Nearly a quarter of a million North Carolina consumers have been affected by a recent data breach by the Bank of New York Mellon. The breach could subject 248,000 North Carolinians to potential identity theft.

"During these uncertain times, it's especially important that people know if their personal information has been lost or stolen," North Carolina Attorney General Roy Cooper said. "Our state laws require that businesses and government let you know if you're the victim of a security breach so you can act quickly to protect yourself from identity theft."

A security breach happens when data or records containing personal information such as Social Security Numbers or bank account numbers are lost, stolen or displayed. The largest breach reported recently involves Bank of New York Mellon, a stock transfer company also known as BNY Mellon. The company reported this month that data from 248,000 North Carolinians was lost including their names, addresses, Social Security Numbers, and possibly their bank account information.

In May, BNY Mellon reported that it lost backup tapes containing personal information about 4 million consumers nationwide including 74,000 in North Carolina.
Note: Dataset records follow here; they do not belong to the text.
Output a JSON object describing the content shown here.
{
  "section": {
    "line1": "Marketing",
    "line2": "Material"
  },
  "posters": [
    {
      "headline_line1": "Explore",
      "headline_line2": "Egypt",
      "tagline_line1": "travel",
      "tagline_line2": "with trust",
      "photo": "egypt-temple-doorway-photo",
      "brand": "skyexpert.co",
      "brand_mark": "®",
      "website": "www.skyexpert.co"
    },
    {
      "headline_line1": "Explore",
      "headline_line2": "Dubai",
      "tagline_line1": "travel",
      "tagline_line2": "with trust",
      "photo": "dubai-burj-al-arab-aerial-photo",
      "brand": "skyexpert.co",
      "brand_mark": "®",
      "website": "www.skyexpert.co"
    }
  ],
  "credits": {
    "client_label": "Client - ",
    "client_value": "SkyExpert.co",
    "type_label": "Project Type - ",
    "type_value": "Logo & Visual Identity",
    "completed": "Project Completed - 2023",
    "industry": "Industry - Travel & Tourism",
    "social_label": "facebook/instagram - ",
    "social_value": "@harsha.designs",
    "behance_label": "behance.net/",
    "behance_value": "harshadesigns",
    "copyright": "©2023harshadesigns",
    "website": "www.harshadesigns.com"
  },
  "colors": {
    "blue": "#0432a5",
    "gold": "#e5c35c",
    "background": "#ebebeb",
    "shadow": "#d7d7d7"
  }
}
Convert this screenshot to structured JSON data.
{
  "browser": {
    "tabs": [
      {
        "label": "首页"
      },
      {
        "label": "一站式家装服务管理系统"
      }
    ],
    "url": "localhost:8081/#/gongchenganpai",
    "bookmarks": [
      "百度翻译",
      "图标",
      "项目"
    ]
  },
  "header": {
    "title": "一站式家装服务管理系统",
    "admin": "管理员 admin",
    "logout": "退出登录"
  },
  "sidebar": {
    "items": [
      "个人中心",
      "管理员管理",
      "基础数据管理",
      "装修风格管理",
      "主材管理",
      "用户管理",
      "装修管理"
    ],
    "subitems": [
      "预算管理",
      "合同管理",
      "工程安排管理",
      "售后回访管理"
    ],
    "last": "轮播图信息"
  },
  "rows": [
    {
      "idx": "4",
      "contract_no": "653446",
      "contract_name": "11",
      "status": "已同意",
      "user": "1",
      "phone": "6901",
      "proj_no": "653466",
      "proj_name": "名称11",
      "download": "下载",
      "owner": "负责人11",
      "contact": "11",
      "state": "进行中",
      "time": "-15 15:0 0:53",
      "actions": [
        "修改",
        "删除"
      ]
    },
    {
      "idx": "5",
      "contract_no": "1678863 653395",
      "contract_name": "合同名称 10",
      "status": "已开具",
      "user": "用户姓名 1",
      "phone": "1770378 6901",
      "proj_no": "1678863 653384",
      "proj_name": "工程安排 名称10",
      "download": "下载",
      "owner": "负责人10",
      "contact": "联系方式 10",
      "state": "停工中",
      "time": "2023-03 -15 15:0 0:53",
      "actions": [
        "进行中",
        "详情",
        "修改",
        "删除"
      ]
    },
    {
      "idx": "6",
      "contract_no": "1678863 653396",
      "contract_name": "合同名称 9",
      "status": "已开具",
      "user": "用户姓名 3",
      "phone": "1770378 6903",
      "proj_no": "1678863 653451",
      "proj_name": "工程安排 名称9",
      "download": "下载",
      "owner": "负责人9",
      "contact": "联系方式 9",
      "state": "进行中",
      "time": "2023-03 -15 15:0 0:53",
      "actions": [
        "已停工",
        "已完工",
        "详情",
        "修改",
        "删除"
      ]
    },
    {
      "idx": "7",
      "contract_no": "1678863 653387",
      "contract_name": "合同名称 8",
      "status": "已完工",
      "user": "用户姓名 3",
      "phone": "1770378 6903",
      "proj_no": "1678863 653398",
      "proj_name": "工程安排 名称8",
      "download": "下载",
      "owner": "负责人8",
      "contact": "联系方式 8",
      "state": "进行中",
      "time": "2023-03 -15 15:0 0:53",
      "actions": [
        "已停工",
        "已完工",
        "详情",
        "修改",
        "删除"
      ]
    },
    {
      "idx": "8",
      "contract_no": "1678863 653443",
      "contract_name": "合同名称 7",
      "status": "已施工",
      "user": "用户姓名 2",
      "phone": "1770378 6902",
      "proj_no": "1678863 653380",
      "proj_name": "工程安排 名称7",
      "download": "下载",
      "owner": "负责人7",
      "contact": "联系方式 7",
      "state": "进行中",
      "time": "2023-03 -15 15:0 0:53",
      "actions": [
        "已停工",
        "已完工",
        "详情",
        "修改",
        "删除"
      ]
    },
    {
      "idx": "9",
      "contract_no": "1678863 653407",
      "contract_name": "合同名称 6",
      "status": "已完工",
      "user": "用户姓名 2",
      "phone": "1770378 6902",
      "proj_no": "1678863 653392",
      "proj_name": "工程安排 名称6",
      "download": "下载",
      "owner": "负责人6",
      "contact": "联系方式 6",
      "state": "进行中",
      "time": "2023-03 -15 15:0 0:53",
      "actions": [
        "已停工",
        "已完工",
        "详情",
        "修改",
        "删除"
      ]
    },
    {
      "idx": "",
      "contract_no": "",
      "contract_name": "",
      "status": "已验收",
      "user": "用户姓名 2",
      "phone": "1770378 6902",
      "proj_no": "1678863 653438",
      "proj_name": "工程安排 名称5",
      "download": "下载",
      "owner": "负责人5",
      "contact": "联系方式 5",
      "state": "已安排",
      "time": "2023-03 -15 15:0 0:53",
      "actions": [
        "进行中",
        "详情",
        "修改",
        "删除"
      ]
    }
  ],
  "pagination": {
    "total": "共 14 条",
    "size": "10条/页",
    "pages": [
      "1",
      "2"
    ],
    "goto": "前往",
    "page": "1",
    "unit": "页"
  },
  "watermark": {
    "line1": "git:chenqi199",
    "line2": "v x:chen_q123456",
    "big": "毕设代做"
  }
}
The company has since discovered that the breach actually affected 12 million consumers.

Under North Carolina law, state and local government as well as businesses must notify consumers if a security breach may have compromised their personal information. They must also report breaches to the Attorney General's Consumer Protection Division. A total of 260 breaches that involved information about 1.5 million North Carolina consumers have been reported since the laws took effect in 2005 and 2006.

BNY Mellon is currently notifying North Carolinians whose information was lost and offering them two free years of credit monitoring. Some consumers who are contacted may not be familiar with the company, which is hired by public companies as a stock transfer agent or to handle corporate transactions.